Ex-presidente da CPL pode depor na CPI do Transporte
Mádison Leonardo foi responsável pelo processo nº 050-13599/2016, que tratou da concessão do serviço de transporte público coletivo de passageiros no município de São Luís

Membros da Comissão Parlamentar de Inquérito (CPI), criada no âmbito da Câmara Municipal de São Luís, para apurar eventuais irregularidades no Sistema de Transporte da capital maranhense, não descartam a possibilidade de protocolar um pedido para que o ex-presidente da Central Permanente de Licitação – CPL, Mádison Leonardo Andrade Silva, seja convocado à depor na Comissão.

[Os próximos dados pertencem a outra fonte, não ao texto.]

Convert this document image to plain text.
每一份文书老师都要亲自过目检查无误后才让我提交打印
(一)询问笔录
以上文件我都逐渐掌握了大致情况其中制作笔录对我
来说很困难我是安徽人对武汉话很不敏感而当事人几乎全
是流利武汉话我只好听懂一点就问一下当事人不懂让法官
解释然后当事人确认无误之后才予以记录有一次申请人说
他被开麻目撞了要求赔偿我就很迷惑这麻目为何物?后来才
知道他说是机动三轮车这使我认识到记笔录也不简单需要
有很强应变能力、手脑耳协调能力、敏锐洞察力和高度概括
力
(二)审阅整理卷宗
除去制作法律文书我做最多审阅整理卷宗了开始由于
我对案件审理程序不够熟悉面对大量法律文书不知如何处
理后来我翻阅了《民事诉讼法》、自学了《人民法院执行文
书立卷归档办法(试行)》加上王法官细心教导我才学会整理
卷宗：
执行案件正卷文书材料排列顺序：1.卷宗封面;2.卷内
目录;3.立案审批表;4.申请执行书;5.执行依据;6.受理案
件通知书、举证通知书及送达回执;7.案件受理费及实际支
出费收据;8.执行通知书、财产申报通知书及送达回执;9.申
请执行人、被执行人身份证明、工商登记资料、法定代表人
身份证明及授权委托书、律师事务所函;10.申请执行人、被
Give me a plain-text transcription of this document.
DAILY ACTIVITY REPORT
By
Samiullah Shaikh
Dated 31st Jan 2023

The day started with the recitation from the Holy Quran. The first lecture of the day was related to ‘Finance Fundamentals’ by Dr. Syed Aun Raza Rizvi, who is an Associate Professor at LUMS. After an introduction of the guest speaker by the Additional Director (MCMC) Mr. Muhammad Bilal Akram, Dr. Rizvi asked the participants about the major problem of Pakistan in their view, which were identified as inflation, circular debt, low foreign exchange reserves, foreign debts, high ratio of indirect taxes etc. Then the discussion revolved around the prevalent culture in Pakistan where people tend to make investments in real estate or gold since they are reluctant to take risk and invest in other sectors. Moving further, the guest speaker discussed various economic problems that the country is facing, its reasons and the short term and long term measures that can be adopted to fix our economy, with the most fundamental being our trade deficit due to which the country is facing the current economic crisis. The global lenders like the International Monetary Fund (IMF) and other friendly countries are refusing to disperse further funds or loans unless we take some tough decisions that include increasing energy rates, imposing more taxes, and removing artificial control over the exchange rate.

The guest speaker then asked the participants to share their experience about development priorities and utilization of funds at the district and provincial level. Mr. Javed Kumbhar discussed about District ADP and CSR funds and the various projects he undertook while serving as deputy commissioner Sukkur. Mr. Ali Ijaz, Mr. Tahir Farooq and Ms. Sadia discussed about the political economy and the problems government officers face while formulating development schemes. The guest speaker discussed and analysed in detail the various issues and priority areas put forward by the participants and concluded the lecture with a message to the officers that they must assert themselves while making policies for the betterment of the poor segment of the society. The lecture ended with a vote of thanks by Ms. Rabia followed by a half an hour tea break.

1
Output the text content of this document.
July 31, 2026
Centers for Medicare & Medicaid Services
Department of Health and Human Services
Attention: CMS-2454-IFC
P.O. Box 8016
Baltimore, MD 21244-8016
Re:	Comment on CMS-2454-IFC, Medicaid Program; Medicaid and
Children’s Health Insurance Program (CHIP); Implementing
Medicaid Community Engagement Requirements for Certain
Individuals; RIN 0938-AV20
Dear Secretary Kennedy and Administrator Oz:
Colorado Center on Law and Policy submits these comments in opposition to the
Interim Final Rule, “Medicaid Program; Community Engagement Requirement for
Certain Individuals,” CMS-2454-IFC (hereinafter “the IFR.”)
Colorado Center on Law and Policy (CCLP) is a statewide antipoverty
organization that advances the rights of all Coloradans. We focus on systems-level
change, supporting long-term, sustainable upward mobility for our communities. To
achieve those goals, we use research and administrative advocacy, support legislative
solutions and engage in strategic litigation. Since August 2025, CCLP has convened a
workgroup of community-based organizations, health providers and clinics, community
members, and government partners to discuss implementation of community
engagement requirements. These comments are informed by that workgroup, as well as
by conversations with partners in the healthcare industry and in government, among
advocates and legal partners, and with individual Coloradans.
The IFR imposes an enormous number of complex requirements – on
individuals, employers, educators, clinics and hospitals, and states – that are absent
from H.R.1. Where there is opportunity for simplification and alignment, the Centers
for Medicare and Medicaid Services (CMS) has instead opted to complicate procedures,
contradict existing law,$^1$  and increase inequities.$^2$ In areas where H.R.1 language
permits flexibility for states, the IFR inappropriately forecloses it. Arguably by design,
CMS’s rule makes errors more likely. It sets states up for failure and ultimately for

Segundo o blog apurou, Mádison Leonardo foi responsável pelo processo nº 050-13599/2016, que tratou da concessão do serviço de transpor te público coletivo de passageiros no município ludovicense. A possível convocação vem sendo ventilada desde a 1ª reunião, quando o colegiado ouviu o ex-relator da CPL, Andros Renquel Melo Graciano de Almeida, que também participou do certame.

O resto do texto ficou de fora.